Visual Problem Appraisal (VPA) is a film based learning strategy, which aims to enhance the problem analysis of complex issues and to facilitate the development of actions. The VPA is used in workshop settings focusing on learning and change, or dealing with problem analysis and policy design. The core of a VPA is based on ‘mediated stakeholder consultations’. Workshop participants consult stakeholders through watching them on films.

A VPA set consists of a series of filmed interviews complemented with documentaries. These films provide particular perspectives on the contextual reality of the stakeholders. The set gives (prospect) practitioners, civil society actors, decision- and policy makers an opportunity to watch and reflect on a series of stakeholder interviews. These filmed interviews and the accompanying documentaries offer the workshop participants a chance to explore the complex and conflictive arena of the issue at stake. The participants soon come to realize that stakeholder consultation is not about finding out one final truth, but about experiencing personal versions and diverse framings of reality.

Participants in a VPA workshop go through a three-tier program: scoping, stakeholder consultation and action. The scoping phase varies from a quick scan to a desk study. ‘Meeting’ a number of stakeholders with the filmed interviews allows the participants to learn about the different perspectives of these interviewees and the way they frame their problems. The VPA participants analyze and structure the information encapsulated in the interviews and formulate recommendations for action. This can take various shapes such as scenario development, policy design or elaborated project proposals. Participants work individually and in small groups on a program structured by VPA facilitators and reflective forms in a workbook.

During the simulated stakeholder consultation, which is at the core of the VPA, the VPA participants view a selected number of interviews out of the available ones. The selection simulates conditions which are in line with the reality of stakeholder consultation where constraints of time, resources and access to respondents are influential. This procedure makes participants feel responsible as they realize it is a consequential decision. The VPA workshop creates a space where the VPA interviewee tells her or his story, filmed in a way that the audience experiences the role of interviewer. The audience may feel sympathy, antipathy or confusion and these feelings are not simulated but real. This becomes apparent during presentations when participants reveal their identification with their filmed informants by talking in terms of ‘we’: “we first went to see Mr. Reza” or whilst debating with another group of students: “but during the interview with us she told us […].” To create this space of mediated dialogue, the VPA film uses an ‘interview driven’ film style. The VPA interview films are extended narratives with only the interviewee on screen in long steady frames filmed on location and during activities in his/her daily environment.

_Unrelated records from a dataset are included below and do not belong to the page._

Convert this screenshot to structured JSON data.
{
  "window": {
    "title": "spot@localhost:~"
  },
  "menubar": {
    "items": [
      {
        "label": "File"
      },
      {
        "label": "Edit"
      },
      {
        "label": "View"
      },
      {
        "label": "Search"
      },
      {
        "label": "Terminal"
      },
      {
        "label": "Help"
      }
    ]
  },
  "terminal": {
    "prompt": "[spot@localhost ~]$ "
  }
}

The VPA film style takes time to produce due to the rapport that needs to be build with the interviewees and the long interviewing times. Moreover, the selection process of the particular stakeholder and the technical set-up of the filming are crucial and demand extra time. In narration-driven films less footage is needed because the narration melts the scenes together. The particular interview driven style limits editing as an intervention in the narrative as the sequencing and arguments are not alternated; the editing makes the interview accessible to the audience by cutting away technical problems (light, sound) while respecting the complete narrative as it was delivered during recording. Mistakes, hesitations, repetitions in the narrative of the interviewee do not exist and therefore are not cut away. In this way interview conventions are contested and do not match the audience expectation to consume parboiled arguments. The VPA films represent the every day discourse of social actors obliging the audience to deconstruct and reconstruct the storyline.